Bayberry forms a beautiful semi-evergreen shrub that tolerates either wet or dry soils. The shrub also withstands salt spray, making it a good choice for coastal landscapes. Plants gradually spread from underground suckers, eventually forming a thicket. Pruning is rarely necessary.
Bayberry has long been prized for its fragrant, waxy gray berries, which can be used to make candles. Plants are either male or female; to ensure berry production, plant several shrubs in the same landscape. The berries are also attractive to a wide range of songbirds.
Light: Part Sun, Sun
Type: Herb, Shrub
Height: 3 to 8 feet
Width: To 8 feet wide
Seasonal features: Spring bloom
Problem solvers: Drought tolerance, Slope/Erosion control
Special features: Attracts birds, Fragrance, Low maintenance
Growing Bayberry Shrubs
Plant bayberry shrubs from nursery plants or cuttings in early spring. Amend the soil with compost, but don’t add fertilizer. Space bayberry shrubs at least 4 to 6 feet apart, depending on the species. Mulch the soil with 2 inches of wood chips or bark to keep weeds down and conserve moisture. Water at least weekly during the first year as the roots become established. Once the plants mature, they rarely need watering except during very dry conditions.
Prune bayberries in the spring to remove any dead or diseased branches, as well as to control growth. Cut branches back to a healthy lateral bud. In general, bayberry shrubs rarely need fertilizer unless growth is slow. Avoid giving them excessive nitrogen fertilizer, which can make them more prone to disease.
Bayberry shrubs are dioecious, meaning that only female plants produce berries. Make sure you plant at least one male plant among your plantings.
Bayberry shrubs are cold-loving plants that don’t fare well in heat and humidity.

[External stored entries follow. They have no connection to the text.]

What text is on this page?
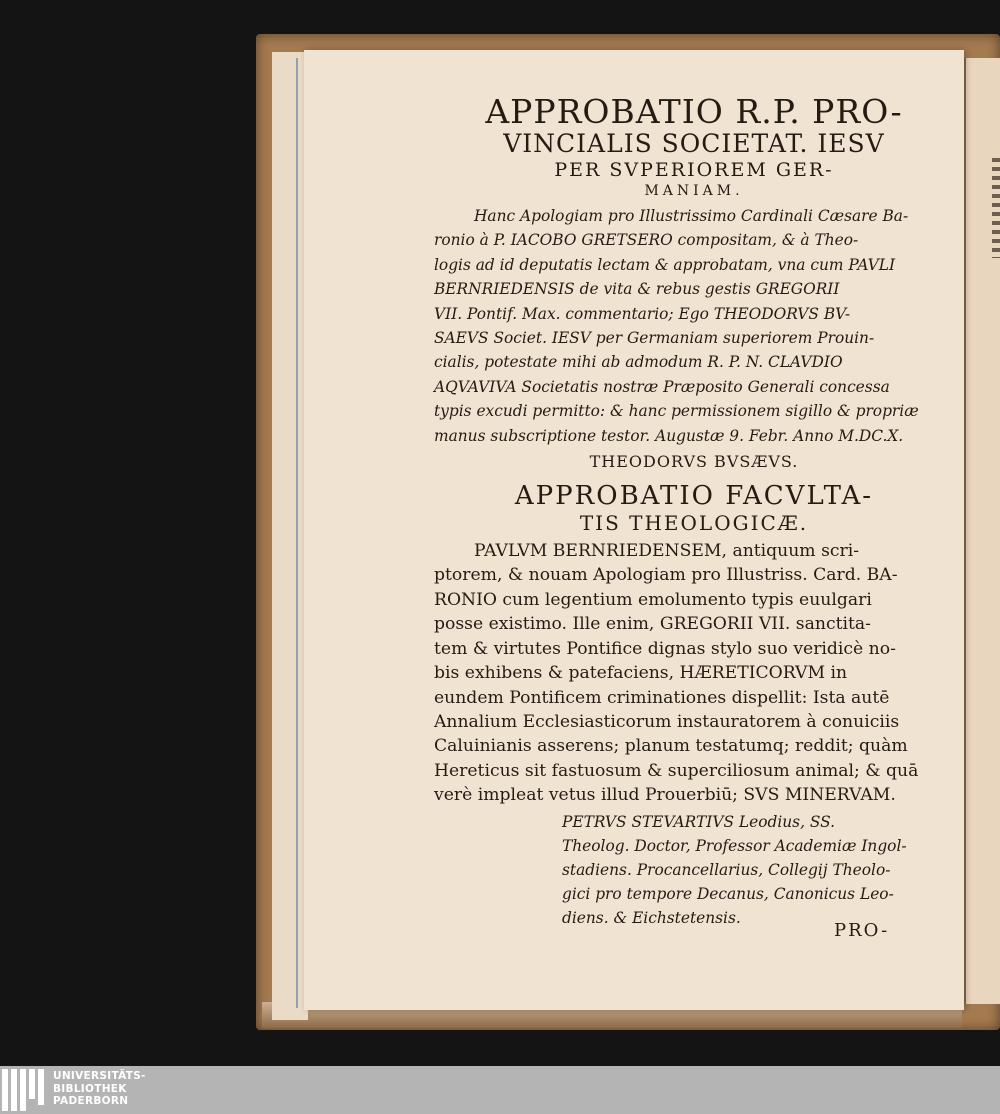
APPROBATIO R.P. PRO-
VINCIALIS SOCIETAT. IESV
PER SVPERIOREM GER-
MANIAM.
Hanc Apologiam pro Illustrissimo Cardinali Cæsare Ba-
ronio à P. IACOBO GRETSERO compositam, & à Theo-
logis ad id deputatis lectam & approbatam, vna cum PAVLI
BERNRIEDENSIS de vita & rebus gestis GREGORII
VII. Pontif. Max. commentario; Ego THEODORVS BV-
SAEVS Societ. IESV per Germaniam superiorem Prouin-
cialis, potestate mihi ab admodum R. P. N. CLAVDIO
AQVAVIVA Societatis nostræ Præposito Generali concessa
typis excudi permitto: & hanc permissionem sigillo & propriæ
manus subscriptione testor. Augustæ 9. Febr. Anno M.DC.X.
THEODORVS BVSÆVS.
APPROBATIO FACVLTA-
TIS THEOLOGICÆ.
PAVLVM BERNRIEDENSEM, antiquum scri-
ptorem, & nouam Apologiam pro Illustriss. Card. BA-
RONIO cum legentium emolumento typis euulgari
posse existimo. Ille enim, GREGORII VII. sanctita-
tem & virtutes Pontifice dignas stylo suo veridicè no-
bis exhibens & patefaciens, HÆRETICORVM in
eundem Pontificem criminationes dispellit: Ista autē
Annalium Ecclesiasticorum instauratorem à conuiciis
Caluinianis asserens; planum testatumq; reddit; quàm
Hereticus sit fastuosum & superciliosum animal; & quā
verè impleat vetus illud Prouerbiū; SVS MINERVAM.
PETRVS STEVARTIVS Leodius, SS.
Theolog. Doctor, Professor Academiæ Ingol-
stadiens. Procancellarius, Collegij Theolo-
gici pro tempore Decanus, Canonicus Leo-
diens. & Eichstetensis.
PRO-
UNIVERSITÄTS-
BIBLIOTHEK
PADERBORN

The leaves may become chlorotic in very alkaline soil. Add peat moss or sulfur to alkaline soil and use an acidic fertilizer annually. The plants are generally disease- and pest-free, but they can be affected by leaf spots, root rots and stem rots. Treat leaf spots by removing dead and diseased material. Space the plants so air circulates freely and use drip systems instead of overhead sprinklers. In some cases, you might want to apply a fungicide labeled for use on bayberry shrubs. Root and stem rots often occur in heavy, poorly-draining soil. Although the plants tolerate occasional flooding, especially in native settings, they’ll grow better if the soil drains adequately. Add compost or manure to improve drainage or consider using raised beds in very wet areas.